Published:Friday | July 10, 2015 | 12:00 AMLivern Barrett

FORTY-FIVE THOUSAND dollars for one hour and $100,000 for four and a half hours – this was part of the $225,000 awarded to a former delivery man for false imprisonment after a high court judge found last month that he was held in police custody for more than five hours on a charge that was later dismissed by a lower court.

Winston Hemans was also awarded $80,000 for malicious prosecution in a civil suit he filed against the State arising from an incident at the Norman Manley International Airport (NMIA) in Kingston in July 2005.

Justice Evan Brown, however, dismissed Hemans’ claim for aggravated or exemplary damages against the arresting officer, identified as Constable Andrew Anderson.

“There was ... nothing in the circumstances of the arrest of the claimant [Hemans], whether at the arrival area [at NMIA] or at the police station, that suggested that the first defendant [Anderson] behaved in a highhanded, insulting, malicious or oppressive manner,” Brown wrote in his ruling.

Hemans claimed, in court documents, that he parked his motor car at the NMIA on July 19, 2005, and was heading to the arrival area to deliver a package when he was approached from behind by Anderson and asked to go with him to the police station located at the airport.

The former delivery man said when he got there, he was arrested and charged with the offence of failing to leave the airport. Hemans said he was placed in custody and remained there until he was granted bail some time after 6 o’clock that evening.

After three court appearances between July and August that year, prosecutors decided to drop the charge against him in September.

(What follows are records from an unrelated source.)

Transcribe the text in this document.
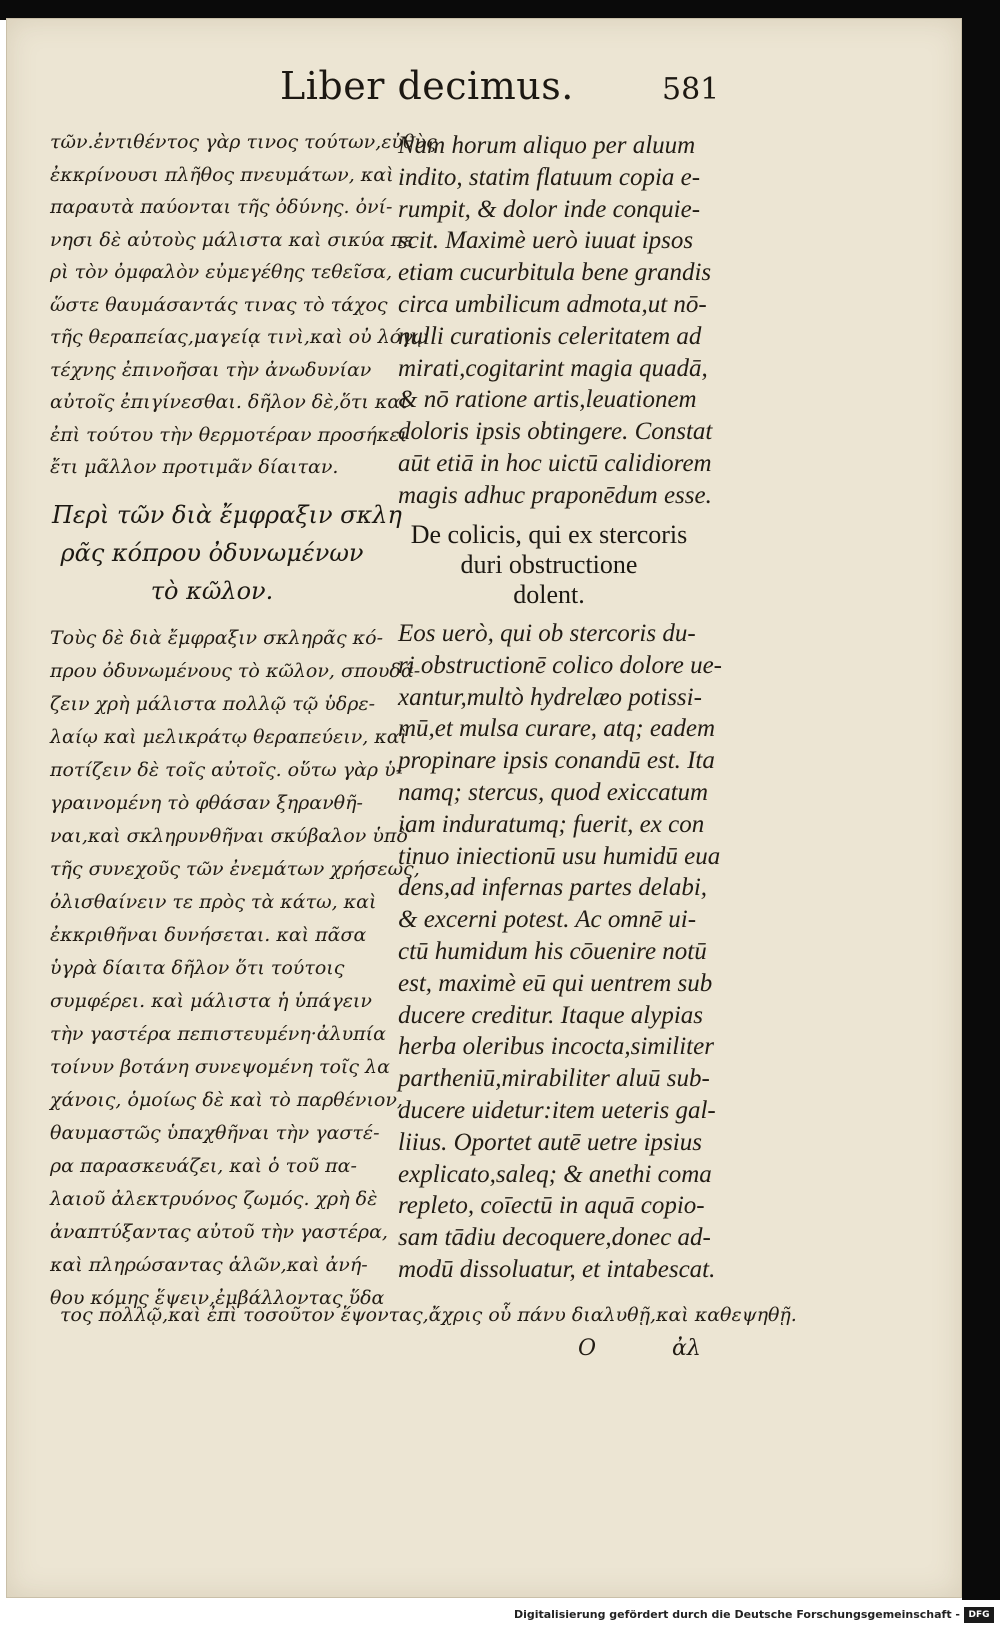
Liber decimus.	581
τῶν.ἐντιθέντος γὰρ τινος τούτων,εὐθὺς
ἐκκρίνουσι πλῆθος πνευμάτων, καὶ
παραυτὰ παύονται τῆς ὀδύνης. ὀνί-
νησι δὲ αὐτοὺς μάλιστα καὶ σικύα πε
ρὶ τὸν ὀμφαλὸν εὐμεγέθης τεθεῖσα,
ὥστε θαυμάσαντάς τινας τὸ τάχος
τῆς θεραπείας,μαγείᾳ τινὶ,καὶ οὐ λόγῳ
τέχνης ἐπινοῆσαι τὴν ἀνωδυνίαν
αὐτοῖς ἐπιγίνεσθαι. δῆλον δὲ,ὅτι καὶ
ἐπὶ τούτου τὴν θερμοτέραν προσήκει
ἔτι μᾶλλον προτιμᾶν δίαιταν.
Περὶ τῶν διὰ ἔμφραξιν σκλη
ρᾶς κόπρου ὀδυνωμένων
τὸ κῶλον.
Τοὺς δὲ διὰ ἔμφραξιν σκληρᾶς κό-
πρου ὀδυνωμένους τὸ κῶλον, σπουδά-
ζειν χρὴ μάλιστα πολλῷ τῷ ὑδρε-
λαίῳ καὶ μελικράτῳ θεραπεύειν, καὶ
ποτίζειν δὲ τοῖς αὐτοῖς. οὕτω γὰρ ὑ-
γραινομένη τὸ φθάσαν ξηρανθῆ-
ναι,καὶ σκληρυνθῆναι σκύβαλον ὑπὸ
τῆς συνεχοῦς τῶν ἐνεμάτων χρήσεως,
ὀλισθαίνειν τε πρὸς τὰ κάτω, καὶ
ἐκκριθῆναι δυνήσεται. καὶ πᾶσα
ὑγρὰ δίαιτα δῆλον ὅτι τούτοις
συμφέρει. καὶ μάλιστα ἡ ὑπάγειν
τὴν γαστέρα πεπιστευμένη·ἀλυπία
τοίνυν βοτάνη συνεψομένη τοῖς λα
χάνοις, ὁμοίως δὲ καὶ τὸ παρθένιον,
θαυμαστῶς ὑπαχθῆναι τὴν γαστέ-
ρα παρασκευάζει, καὶ ὁ τοῦ πα-
λαιοῦ ἀλεκτρυόνος ζωμός. χρὴ δὲ
ἀναπτύξαντας αὐτοῦ τὴν γαστέρα,
καὶ πληρώσαντας ἁλῶν,καὶ ἀνή-
θου κόμης ἕψειν,ἐμβάλλοντας ὕδα
Nam horum aliquo per aluum
indito, statim flatuum copia e-
rumpit, & dolor inde conquie-
scit. Maximè uerò iuuat ipsos
etiam cucurbitula bene grandis
circa umbilicum admota,ut nō-
nulli curationis celeritatem ad
mirati,cogitarint magia quadā,
& nō ratione artis,leuationem
doloris ipsis obtingere. Constat
aūt etiā in hoc uictū calidiorem
magis adhuc praponēdum esse.
De colicis, qui ex stercoris
duri obstructione
dolent.
Eos uerò, qui ob stercoris du-
ri obstructionē colico dolore ue-
xantur,multò hydrelæo potissi-
mū,et mulsa curare, atq; eadem
propinare ipsis conandū est. Ita
namq; stercus, quod exiccatum
iam induratumq; fuerit, ex con
tinuo iniectionū usu humidū eua
dens,ad infernas partes delabi,
& excerni potest. Ac omnē ui-
ctū humidum his cōuenire notū
est, maximè eū qui uentrem sub
ducere creditur. Itaque alypias
herba oleribus incocta,similiter
partheniū,mirabiliter aluū sub-
ducere uidetur:item ueteris gal-
liius. Oportet autē uetre ipsius
explicato,saleq; & anethi coma
repleto, coīectū in aquā copio-
sam tādiu decoquere,donec ad-
modū dissoluatur, et intabescat.
τος πολλῷ,καὶ ἐπὶ τοσοῦτον ἕψοντας,ἄχρις οὗ πάνυ διαλυθῇ,καὶ καθεψηθῇ.
O	ἀλ
Digitalisierung gefördert durch die Deutsche Forschungsgemeinschaft - DFG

But Anderson, in his witness statement, said he saw Hemans at the arrival west terminal area – clad in blue jeans and a white shirt – illegally soliciting passengers and collecting money. Anderson claimed that he advised the delivery man that he was committing an offence and ordered him to leave the airport.

“Upon being so ordered, the claimant walked away,” the constable said.

HELD FOR FAILING TO LEAVE AIRPORT

However, he said that later that day, he again saw Hemans soliciting passengers at the airport, and it was at that time that he decided to arrest him for failing to leave the airport. Anderson said a search of the delivery man after the arrest revealed “money the claimant told him was collected from soliciting passengers”.

Brown, after hearing both sides, said the question became whether Hemans was the person Anderson spoke to earlier that day.

“Did he [Anderson] make a mistake? In his witness statement, the first defendant [Anderson] described the person he told to leave the airport as a man dressed in blue jeans and a shirt. However, in the entry made ... in [the] station diary, the first defendant described the claimant [Hemans] as a man dressed in black pants and a blue shirt,” Brown noted.

“The first defendant did not say anything to the claimant aside from asking the claimant to accompany him to the police station, although the claimant required of him a reason. He, thereby, robbed himself of the opportunity to confirm his earlier observations and ground his action in law,” the judge continued.

Brown also raised questions about the constable’s claim in his witness statement that the person he warned about soliciting passengers at the airport walked away. He said an entry in the station diary revealed that “that person was escorted to the bus stop”.

“This is the incongruity ... neither account made any reference to the claimant’s [Hemans] car, which he, admittedly, had at the airport. It strains the limits of the imagination to accept that the claimant would have walked with the first defendant to the bus stop without once mentioning that he had his own mode of transportation to leave the airport,” Brown underscored.